Газета меняла названия: «Донецкий хлебороб», «Знамя Октября», теперь она называется «Большевистский путь». Большинство районных газет в стране назывались именно так.
— Большевистский путь — это наш путь, — говорит Илья, — но он недолог. Отпуск всего две недели, после Нового года придется мне обратно в Москву. Но в кино сходим непременно.
— Ты и вправду думаешь, что в Миллерово есть кинотеатр? — Виля лукаво улыбнулась. Вот, посмотри на эту фразу: «В 1931 году завершилась сплошная коллективизация».
— Ну?
— Ну и то, что ничего частного в Миллерово больше нет и быть не может.
— Просто кинотеатр стал государственным, — продолжал не понимать Илья.

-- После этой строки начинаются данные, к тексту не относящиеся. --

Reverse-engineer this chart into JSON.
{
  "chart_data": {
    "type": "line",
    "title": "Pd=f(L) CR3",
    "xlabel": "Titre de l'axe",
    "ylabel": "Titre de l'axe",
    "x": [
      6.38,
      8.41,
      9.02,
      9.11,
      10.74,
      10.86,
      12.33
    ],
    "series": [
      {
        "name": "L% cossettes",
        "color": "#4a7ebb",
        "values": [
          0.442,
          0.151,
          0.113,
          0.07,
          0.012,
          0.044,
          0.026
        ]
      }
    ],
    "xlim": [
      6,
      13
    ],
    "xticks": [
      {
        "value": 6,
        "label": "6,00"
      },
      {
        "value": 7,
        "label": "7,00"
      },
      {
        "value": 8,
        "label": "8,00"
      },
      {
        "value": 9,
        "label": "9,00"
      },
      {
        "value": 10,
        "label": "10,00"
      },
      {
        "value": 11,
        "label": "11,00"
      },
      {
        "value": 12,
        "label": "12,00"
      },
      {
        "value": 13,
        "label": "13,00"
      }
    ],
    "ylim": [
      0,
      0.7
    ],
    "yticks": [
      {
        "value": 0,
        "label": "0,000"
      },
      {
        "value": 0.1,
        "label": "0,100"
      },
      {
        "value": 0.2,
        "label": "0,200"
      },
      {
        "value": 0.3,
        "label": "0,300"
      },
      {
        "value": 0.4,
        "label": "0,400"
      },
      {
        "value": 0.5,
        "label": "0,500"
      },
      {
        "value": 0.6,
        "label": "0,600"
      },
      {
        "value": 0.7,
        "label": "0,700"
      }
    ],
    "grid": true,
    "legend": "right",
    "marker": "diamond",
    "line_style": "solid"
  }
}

— Если б все было так просто, мы бы с тобой не ехали в это самое Миллерово, — вздохнула Виля и стала смотреть в окно, которое, впрочем, было таким пыльным и грязным, что пейзаж за все время пути не менялся.
А Илья удивился, что и города, о котором он только что читал, нет: ни заводов, ни мельниц, и на улице полно пьяных. Для счастья ничто не помеха, но к пьянству Илья был нетерпим — нахлебался в детстве. Он, правда, и к сопутствующим вещам относился презрительно: к закуске, к мужской, точнее, мужицкой компании — играют в карты, забивают козла во дворе, и все это с пивом и грубыми словами. Грубости Илья тоже не переносил, и тоже потому что нахлебался. По дороге в Миллерово он уж размечтался, как там белую крахмальную скатерть накроет, хрустальные фужеры для боржоми или, кто пьет, — для мукузани или ахашени поставит. Илья видел накрытые столы, но никогда у него не было собственной «культурной» жизни. Илья подумал, что именно в Миллерово — судя по найденным им перед отъездом справкам — все это будет, как если бы они ехали в Париж.

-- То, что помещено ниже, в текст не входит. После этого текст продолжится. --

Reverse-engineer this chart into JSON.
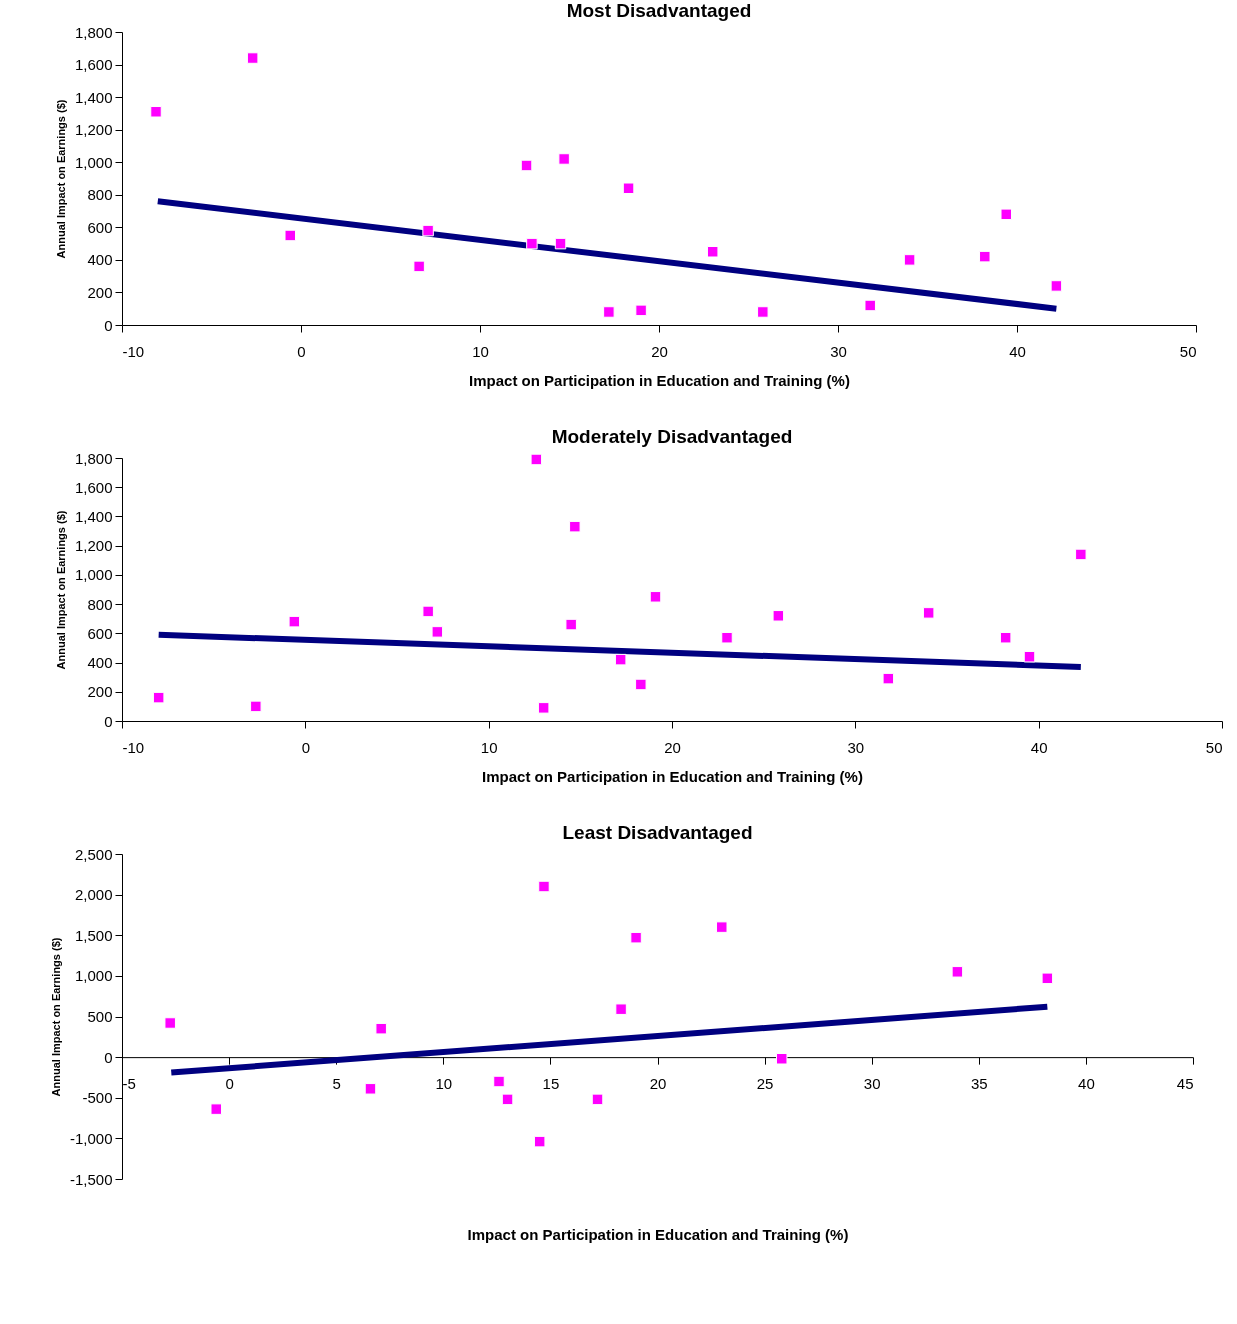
{
  "chart_data": [
    {
      "type": "scatter",
      "title": "Most Disadvantaged",
      "xlabel": "Impact on Participation in Education and Training (%)",
      "ylabel": "Annual Impact on Earnings ($)",
      "xlim": [
        -10,
        50
      ],
      "xticks": [
        -10,
        0,
        10,
        20,
        30,
        40,
        50
      ],
      "ylim": [
        0,
        1800
      ],
      "yticks": [
        0,
        200,
        400,
        600,
        800,
        {
          "value": 1000,
          "label": "1,000"
        },
        {
          "value": 1200,
          "label": "1,200"
        },
        {
          "value": 1400,
          "label": "1,400"
        },
        {
          "value": 1600,
          "label": "1,600"
        },
        {
          "value": 1800,
          "label": "1,800"
        }
      ],
      "grid": false,
      "series": [
        {
          "marker": "square",
          "color": "#ff00ff",
          "x": [
            -8.1,
            -2.7,
            -0.6,
            6.6,
            7.1,
            12.6,
            12.9,
            14.5,
            14.7,
            17.2,
            18.3,
            19.0,
            23.0,
            25.8,
            31.8,
            34.0,
            38.2,
            39.4,
            42.2
          ],
          "values": [
            1310,
            1640,
            550,
            360,
            580,
            980,
            500,
            500,
            1020,
            80,
            840,
            90,
            450,
            80,
            120,
            400,
            420,
            680,
            240
          ]
        },
        {
          "type": "line",
          "color": "#000080",
          "line_style": "solid",
          "x": [
            -8,
            42.2
          ],
          "values": [
            760,
            100
          ]
        }
      ]
    },
    {
      "type": "scatter",
      "title": "Moderately Disadvantaged",
      "xlabel": "Impact on Participation in Education and Training (%)",
      "ylabel": "Annual Impact on Earnings ($)",
      "xlim": [
        -10,
        50
      ],
      "xticks": [
        -10,
        0,
        10,
        20,
        30,
        40,
        50
      ],
      "ylim": [
        0,
        1800
      ],
      "yticks": [
        0,
        200,
        400,
        600,
        800,
        {
          "value": 1000,
          "label": "1,000"
        },
        {
          "value": 1200,
          "label": "1,200"
        },
        {
          "value": 1400,
          "label": "1,400"
        },
        {
          "value": 1600,
          "label": "1,600"
        },
        {
          "value": 1800,
          "label": "1,800"
        }
      ],
      "grid": false,
      "series": [
        {
          "marker": "square",
          "color": "#ff00ff",
          "x": [
            -8.0,
            -2.7,
            -0.6,
            6.7,
            7.2,
            12.6,
            13.0,
            14.5,
            14.7,
            17.2,
            18.3,
            19.1,
            23.0,
            25.8,
            31.8,
            34.0,
            38.2,
            39.5,
            42.3
          ],
          "values": [
            160,
            100,
            680,
            750,
            610,
            1790,
            90,
            660,
            1330,
            420,
            250,
            850,
            570,
            720,
            290,
            740,
            570,
            440,
            1140
          ]
        },
        {
          "type": "line",
          "color": "#000080",
          "line_style": "solid",
          "x": [
            -8,
            42.3
          ],
          "values": [
            590,
            370
          ]
        }
      ]
    },
    {
      "type": "scatter",
      "title": "Least Disadvantaged",
      "xlabel": "Impact on Participation in Education and Training (%)",
      "ylabel": "Annual Impact on Earnings ($)",
      "xlim": [
        -5,
        45
      ],
      "xticks": [
        -5,
        0,
        5,
        10,
        15,
        20,
        25,
        30,
        35,
        40,
        45
      ],
      "ylim": [
        -1500,
        2500
      ],
      "yticks": [
        {
          "value": -1500,
          "label": "-1,500"
        },
        {
          "value": -1000,
          "label": "-1,000"
        },
        -500,
        0,
        500,
        {
          "value": 1000,
          "label": "1,000"
        },
        {
          "value": 1500,
          "label": "1,500"
        },
        {
          "value": 2000,
          "label": "2,000"
        },
        {
          "value": 2500,
          "label": "2,500"
        }
      ],
      "grid": false,
      "series": [
        {
          "marker": "square",
          "color": "#ff00ff",
          "x": [
            -2.75,
            -0.6,
            6.6,
            7.1,
            12.6,
            13.0,
            14.5,
            14.7,
            17.2,
            18.3,
            19.0,
            23.0,
            25.8,
            34.0,
            38.2
          ],
          "values": [
            420,
            -640,
            -390,
            350,
            -300,
            -520,
            -1040,
            2100,
            -520,
            590,
            1470,
            1600,
            -20,
            1050,
            970
          ]
        },
        {
          "type": "line",
          "color": "#000080",
          "line_style": "solid",
          "x": [
            -2.7,
            38.2
          ],
          "values": [
            -190,
            620
          ]
        }
      ]
    }
  ]
}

Надя с Колей сами выбрали домик для подруги по соседству, чтоб девочки могли играть друг с другом и не дергать взрослых. Надя чувствовала, что у Виолы сейчас «ответственный момент в жизни».
— Знаешь, кто такой Илья Сергеич? — спрашивала каждый день Маша, дети умеют быть надоедливыми.
— Знаю, — отвечала всякий раз Надя. — Не приставай, тебе же сказали — это новогодний сюрприз, — Надя подыгрывала Виле, а Вика дразнилась:
— Илька-Вилька, Илка-Вилка, вилка, илка, вилка, — она скакала по лужайке и кудахтала, пока мама не уводила ее в дом.
Хотя прежде Виола отказывалась об этом говорить, и Надя понимала — тяжело ей, но теперь подруга вроде успокоилась, и Надя спросила:
— А что, думаешь, Марк никогда не приедет?
— Я об этом не думаю, — Виля по-прежнему отнекивалась, и Надя не могла понять ее скрытности.
— Все же он отец, если ты скажешь, что отец — Илья, а потом узнается, он тебя найдет, расскажет Маше… понимаешь, как рискованно?
— Он не знает о Маше. И никакой он не отец.
— Как! — Надя покраснела и прикрыла щеки руками. — Ты хочешь сказать, что была тогда еще с кем-то?
— Знаешь, что такое марксистская любовь? — спросила Виола.
— Не совсем.
— А кто твои родители, почему ты скрываешь? — вдруг набросилась на Надю Виола.
Две ближайшие подруги не могли рассказать друг другу простых вещей. Одна — потому что родители ее были из черниговских дворян, обоих расстреляли «красные дьяволята», Виолины товарищи. А вдруг и она сама? Потому лучше было никому не рассказывать о своей семье. Колины родители-помещики тоже были расстреляны, это их сблизило и было общей тайной. Чтоб никто не узнал об их происхождении, они не должны были появляться в родных местах. Коля достал себе справку «происхождение — из крестьян» с припиской «бедняков». А теперь нет больше красных, есть новый век с новым царем, и жить надо так, будто все это ныне, и присно, и вовеки веков. Надя и Коля выбрали себе девиз: «Если тебя бьют по левой щеке, подставь правую», но этот девиз тоже был тайным, потому что доктрина нового века формулировалась прямо противоположным образом: «бей гадину», «кто не с нами, тот против нас», «никакой пощады врагу».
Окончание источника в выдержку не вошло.